Ils soutiennent que :
- A la suite de l'installation de ralentisseurs, par la commune de Viroflay, au droit de leur propriété située au 12, rue Corneille à Viroflay (78220), de nombreux désordres sont apparus, parmi lesquels des fissures, des nuisances sonores et des vibrations.
- l'expertise sollicitée est utile afin de déterminer la nature des désordres, leur étendue, les responsabilités encourues, ainsi que leurs conséquences.
-
Par un mémoire en défense, enregistré le 29 juin 2022, la commune de Viroflay, représenté par son maire en exercice, ayant pour avocat Me Lubac, conclut au rejet de la requête.
Elle soutient que la mesure d'expertise sollicitée n'est pas utile, dès lors que la commune n'est pas responsable des désordres survenus sur le terrain des requérants, et que ces désordres ne présentent aucun lien de causalité avec les ouvrages qui lui appartiennent.

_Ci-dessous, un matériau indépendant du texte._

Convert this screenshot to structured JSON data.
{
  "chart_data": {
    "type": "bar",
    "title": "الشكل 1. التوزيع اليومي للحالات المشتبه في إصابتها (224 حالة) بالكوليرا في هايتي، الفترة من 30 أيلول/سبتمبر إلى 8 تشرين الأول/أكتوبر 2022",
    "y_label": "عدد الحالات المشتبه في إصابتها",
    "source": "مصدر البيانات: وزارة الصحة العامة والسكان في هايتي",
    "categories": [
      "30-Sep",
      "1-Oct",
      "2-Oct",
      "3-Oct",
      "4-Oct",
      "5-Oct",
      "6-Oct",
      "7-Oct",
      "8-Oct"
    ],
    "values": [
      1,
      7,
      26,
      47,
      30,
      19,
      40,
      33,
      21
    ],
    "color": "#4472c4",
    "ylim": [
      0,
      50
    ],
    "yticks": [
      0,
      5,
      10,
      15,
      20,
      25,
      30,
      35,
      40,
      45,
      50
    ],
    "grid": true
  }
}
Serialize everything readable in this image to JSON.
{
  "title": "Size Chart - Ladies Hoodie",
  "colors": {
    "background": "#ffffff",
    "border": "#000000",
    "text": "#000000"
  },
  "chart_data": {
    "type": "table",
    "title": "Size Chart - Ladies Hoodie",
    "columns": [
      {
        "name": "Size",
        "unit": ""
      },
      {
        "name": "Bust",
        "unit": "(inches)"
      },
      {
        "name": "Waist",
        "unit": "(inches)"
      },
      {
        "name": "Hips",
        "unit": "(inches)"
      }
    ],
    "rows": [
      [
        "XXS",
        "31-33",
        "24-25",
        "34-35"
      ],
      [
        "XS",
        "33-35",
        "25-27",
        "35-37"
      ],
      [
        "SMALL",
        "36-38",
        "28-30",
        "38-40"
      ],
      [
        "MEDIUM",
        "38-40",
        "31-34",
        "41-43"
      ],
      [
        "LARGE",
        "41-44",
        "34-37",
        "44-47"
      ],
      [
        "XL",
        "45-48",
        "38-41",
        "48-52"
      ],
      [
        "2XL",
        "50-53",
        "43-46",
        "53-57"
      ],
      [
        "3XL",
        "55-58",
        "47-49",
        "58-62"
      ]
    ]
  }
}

Vu les autres pièces du dossier,
Vu le code de justice administrative.
La présidente du tribunal a désigné, en application de l'article L. 511-2 du code de justice administrative, Mme A, première vice-présidente, comme juge des référés.
Considérant ce qui suit :
1. L'article R. 532- 1 du code de justice administrative dispose que : " Le juge des référés peut, sur simple requête et même en l'absence de décision administrative préalable, prescrire toute mesure utile d'expertise ou d'instruction. () ". ". Si le juge des référés n'est pas saisi du principal, l'utilité d'une mesure d'instruction ou d'expertise qu'il lui est demandé d'ordonner sur le fondement de ces dispositions doit être appréciée dans la perspective d'un litige principal, actuel ou éventuel, relevant lui-même de la compétence de la juridiction à laquelle ce juge appartient, et auquel cette mesure est susceptible de se rattacher.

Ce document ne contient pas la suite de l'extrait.